If our readings were each posts on our OpenLab site, what tags would you add to them?

(we wrote these on the boards in class. I will collate from the photos I took of them to add them in here)

Stories we can write about for the midterm exam (and our tags):

“I Always Write About My Mother When I Start to Write”

relationship to parent, idolization, fairy tale motif, retrospection

“There Was Once”

fairy tales, partirarchy, oppression, storytelling

Cinderella Stories

relationship to parent, fairy tale, mentor, dreams, betrayal, good vs. evil, supernatural, true love, pain, inherently good, gruesome, dominance , oppression, happy ending, death

“The Story of an Hour”

reliance, obligation, pain, imagery, rebirth, freedom, marriage, patriarchy, death

“A Jury of Her Peers”

neighbors, strangers, details, ways of reading, marriage, unhappy, art: quilting, sewing, food preserves; dominance, oppression, death

“A Rose for Emily”

Gothic, morbid, sexist, racist, dominance, oppression, patriarchy, marriage, death, introversion, story of its time, dark, macabre, gruesome , horror

“The Yellow Wall-Paper”

mental health/illness, insanity, horror, art: writing, creative, introversion, freedom, dominance, oppression, patriarchy, dark, macabre, pain, medical treatment

“The Cottagette”

love, equality, idyllic setting, ideal love, women’s work, art: embroidery and music, marriage, down with the patriarchy, friendship

“Only the Dead Know Brooklyn”

cultural relativism, humor, slang, dialect, real, realism, geography

“Hills Like White Elephants”

relationships, imbalance of power, power, dominance, naive, tough choices, confusion, baby, dialogue, repetition

“The Hunger Artist”

asceticism, vanity, attention, anger, art: performance, starvation, suffering, suffering for art, short-lived popularity, pain, spectacle, death

Topics and Themes emerging:

dominance/domination/oppression/patriarchy

marriage/love/ false love vs secure attachments

dark/macabre

freedom

pain

death

The Plan:

I will post five questions on our site (this is in the works, but I need to think carefully about the language) based on topics/themes that emerged from our discussion. I will then choose three questions for the midterm exam. You will have to respond to one of the questions. The questions will each ask you to write about two readings from this semester so far. You will need to include quotations in your midterm exam essay. This is not an open-book exam, so you will be permitted one sheet of quotations that you prepare to bring in to the exam. Choose wisely! I will collect the page along with your exam.

Strategizing:

If you prepare for three of the questions, you can be sure that at least one of them will be on the exam. So prepare for three and you’ll be set!

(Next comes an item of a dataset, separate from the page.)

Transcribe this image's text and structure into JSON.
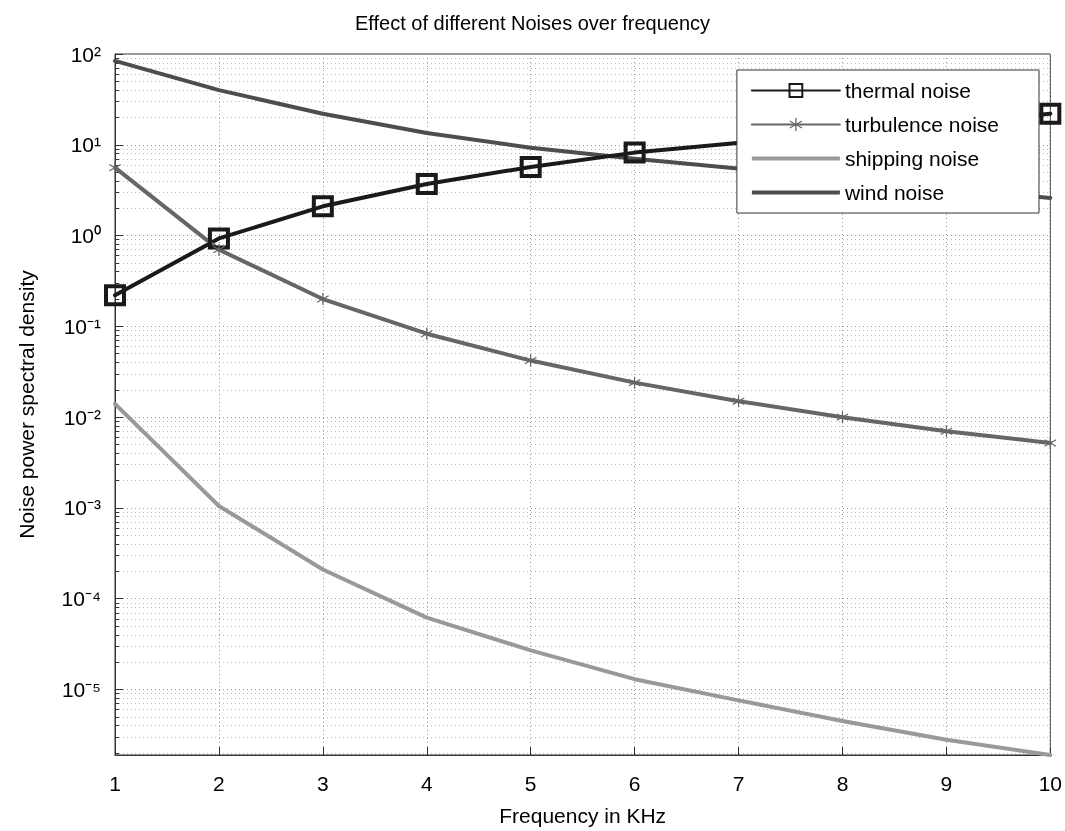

To prepare, try to draft a thesis statement, write an outline, choose quotations that will support your argument (and add them to your quotation sheet).

Narration styles

First-person: Uses I to refer to the narrator. SUbjective: only what the character thinks

  • homodiegetic: character-narrator:  a character narrates.
  • a subset of homodiegetic is autodiegetic: the protagonist is the character who narrates

Second-person

Third-person: not I; not a character in the story world.

  • omniscient: all-knowing. narrator can go into the heads of everyone
  • limited: can go into one character’s head
  • objective: does not go into anyone’s head. All based on what can be observed.